Soapbox Philosophy: What can we do in the face of violence? by Gregory R. Norfleet · Op-Ed · December 21, 2012
At Monday’s meeting of the West Branch Board of Education, Board President Mike Owen asked for a moment of silence “for the victims of Connecticut.”
The horrific news of Dec. 14 needed no more introduction. Everyone obliged.
Perhaps most parents this past week did something similar, though less formal. I know that when my gaze fell on my three boys after I heard the news, it stayed there several seconds longer than usual. And, yes, as President Obama predicted for parents across the United States, I did hug my boys a little tighter that night.
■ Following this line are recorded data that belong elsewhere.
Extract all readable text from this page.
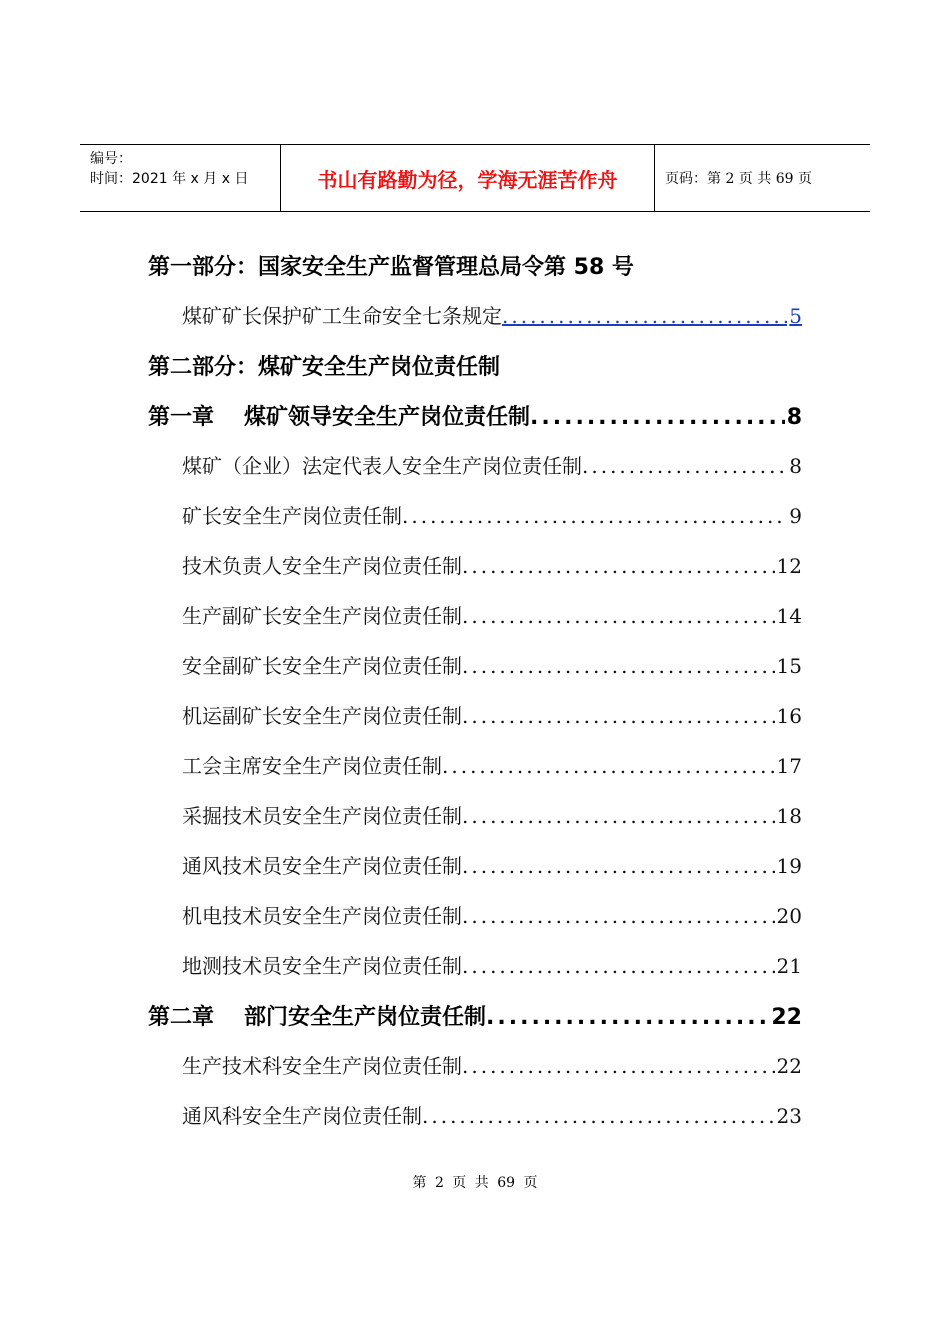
编号：
时间：2021 年 x 月 x 日	书山有路勤为径，学海无涯苦作舟	页码：第 2 页 共 69 页
第一部分：国家安全生产监督管理总局令第 58 号
煤矿矿长保护矿工生命安全七条规定 .....	5
第二部分：煤矿安全生产岗位责任制
第一章	煤矿领导安全生产岗位责任制 .....	8
煤矿（企业）法定代表人安全生产岗位责任制 .....	8
矿长安全生产岗位责任制 .....	9
技术负责人安全生产岗位责任制 .....	12
生产副矿长安全生产岗位责任制 .....	14
安全副矿长安全生产岗位责任制 .....	15
机运副矿长安全生产岗位责任制 .....	16
工会主席安全生产岗位责任制 .....	17
采掘技术员安全生产岗位责任制 .....	18
通风技术员安全生产岗位责任制 .....	19
机电技术员安全生产岗位责任制 .....	20
地测技术员安全生产岗位责任制 .....	21
第二章	部门安全生产岗位责任制 .....	22
生产技术科安全生产岗位责任制 .....	22
通风科安全生产岗位责任制 .....	23
第 2 页 共 69 页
Many times this weekend I stopped in a quiet moment to reflect on the question, “How would I react if a shooter took any of my children away too soon?”
Owen shared a quick story of how his daughter got the car stuck on a dirt road the night before.
“There’s a lot of families in Connecticut having those kinds of memories right now,” he said.
I know what he means. This past week, our youngest, Keaton, 6 — the same age as the 20 children killed in Newton — wrote an adorable note to Robin, taped it into an envelope and placed it in the mailbox for her to find. Those are memories we cherish.
When we stopped to consider how we would handle the loss of our own child, it was not to be morbid, but to try to sympathize with the parents of those children at Sandy Hook Elementary. It is similar for those families who lost mothers and wives who worked at the school.
Later in Monday’s school board meeting, Superintendent Kevin Hatfield briefly talked about school security, saying he is confident West Branch is doing a good job, but that there are still ways to improve.
“But there is nothing that could fully ever stop …” his voice trailed off. “It’s sad to be even talking about this right before the holidays. Unfortunately, it’s the world we live in.”
We may feel we want to implement every possible gun control legislation the Second Amendment will allow, or double the money spent on mental illness research and treatment. And that is a natural response to the violent murders of these 27 people. We want to make sure this never happens again.
But we also know that there is a bigger problem here, one that fosters this kind of rage and action. We are all fundamentally flawed, and our culture wants us to ignore that. It is a problem we cannot quickly resolve. It is a problem we all have to address in our day-to-day lives to foster a culture that cherishes life.
And yet even that will not stop every mass murder. We simply do not have that kind of control.
But another reaction to the evil in Newtown was that people flocked to vigils and church services, seeking comfort and peace in the face of unspeakable pain and chaos.
Many of us will celebrate Christmas this year with the sadness of this event still lurking in the backs of our minds.
Hopefully we can all find solace by remembering the child born in a manger, the one sent to save us all.